I'm half tempted to leave that plug alone but I'm not that guy anymore. Besides, it's likely been skipped before because of this very reason. This plug isn't seen from the bottom either. The A arm and the a/c bracket is in the way, can't get a
Socket let alone my hand in there, just for the shits and giggles, I'll try to get a picture of this.
 
I have a old 5/8 spark plug socket I am thinking of making into a socket for my engine, its going to be hard to change my plugs. I am going to cut it off short and then take a die grinder and ground the rachet square out so the socket will slide over the porcelain of the plug.
 
I have a old 5/8 spark plug socket I am thinking of making into a socket for my engine, its going to be hard to change my plugs. I am going to cut it off short and then take a die grinder and ground the rachet square out so the socket will slide over the porcelain of the plug.

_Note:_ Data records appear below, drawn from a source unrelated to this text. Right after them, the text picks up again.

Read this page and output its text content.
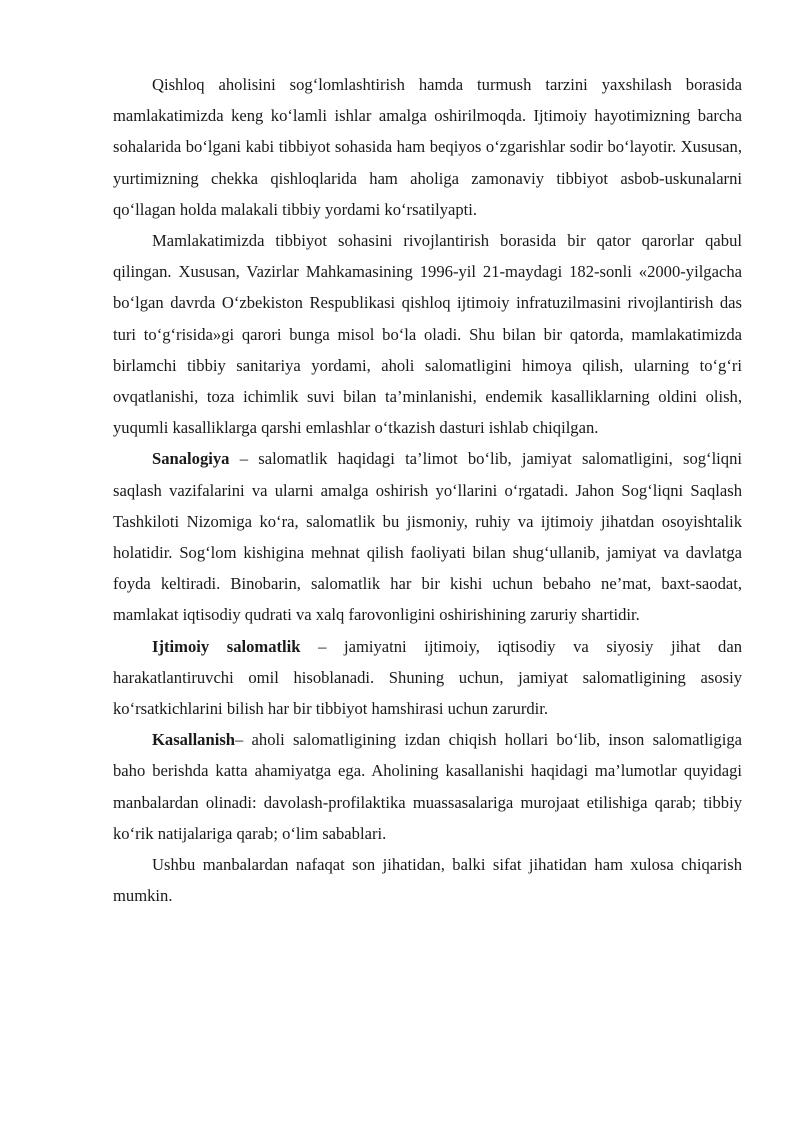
Qishloq aholisini sog‘lomlashtirish hamda turmush tarzini yaxshilash borasida mamlakatimizda keng ko‘lamli ishlar amalga oshirilmoqda. Ijtimoiy hayotimizning barcha sohalarida bo‘lgani kabi tibbiyot sohasida ham beqiyos o‘zgarishlar sodir bo‘layotir. Xususan, yurtimizning chekka qishloqlarida ham aholiga zamonaviy tibbiyot asbob-uskunalarni qo‘llagan holda malakali tibbiy yordami ko‘rsatilyapti.

Mamlakatimizda tibbiyot sohasini rivojlantirish borasida bir qator qarorlar qabul qilingan. Xususan, Vazirlar Mahkamasining 1996-yil 21-maydagi 182-sonli «2000-yilgacha bo‘lgan davrda O‘zbekiston Respublikasi qishloq ijtimoiy infratuzilmasini rivojlantirish das turi to‘g‘risida»gi qarori bunga misol bo‘la oladi. Shu bilan bir qatorda, mamlakatimizda birlamchi tibbiy sanitariya yordami, aholi salomatligini himoya qilish, ularning to‘g‘ri ovqatlanishi, toza ichimlik suvi bilan ta’minlanishi, endemik kasalliklarning oldini olish, yuqumli kasalliklarga qarshi emlashlar o‘tkazish dasturi ishlab chiqilgan.

Sanalogiya – salomatlik haqidagi ta’limot bo‘lib, jamiyat salomatligini, sog‘liqni saqlash vazifalarini va ularni amalga oshirish yo‘llarini o‘rgatadi. Jahon Sog‘liqni Saqlash Tashkiloti Nizomiga ko‘ra, salomatlik bu jismoniy, ruhiy va ijtimoiy jihatdan osoyishtalik holatidir. Sog‘lom kishigina mehnat qilish faoliyati bilan shug‘ullanib, jamiyat va davlatga foyda keltiradi. Binobarin, salomatlik har bir kishi uchun bebaho ne’mat, baxt-saodat, mamlakat iqtisodiy qudrati va xalq farovonligini oshirishining zaruriy shartidir.

Ijtimoiy salomatlik – jamiyatni ijtimoiy, iqtisodiy va siyosiy jihat dan harakatlantiruvchi omil hisoblanadi. Shuning uchun, jamiyat salomatligining asosiy ko‘rsatkichlarini bilish har bir tibbiyot hamshirasi uchun zarurdir.

Kasallanish– aholi salomatligining izdan chiqish hollari bo‘lib, inson salomatligiga baho berishda katta ahamiyatga ega. Aholining kasallanishi haqidagi ma’lumotlar quyidagi manbalardan olinadi: davolash-profilaktika muassasalariga murojaat etilishiga qarab; tibbiy ko‘rik natijalariga qarab; o‘lim sabablari.

Ushbu manbalardan nafaqat son jihatidan, balki sifat jihatidan ham xulosa chiqarish mumkin.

After you're done can you post pictures?
 
You can never have too many tools Grumpy.
Homemade tools are often best & to be proud of because you made them yourself.
 
Yeah sure, I am faced with having to unbolt my headers each time I pull the plugs.
I guess that's about on par with removing the a/c compressor brackets. I'm just not use to seeing large pre-smog year cars with space issues. I had a 75 Chevy Monza with a factory 305 V8 that I had to unbolt the right side motor mount and raise the motor a couple of inches to get at one plug.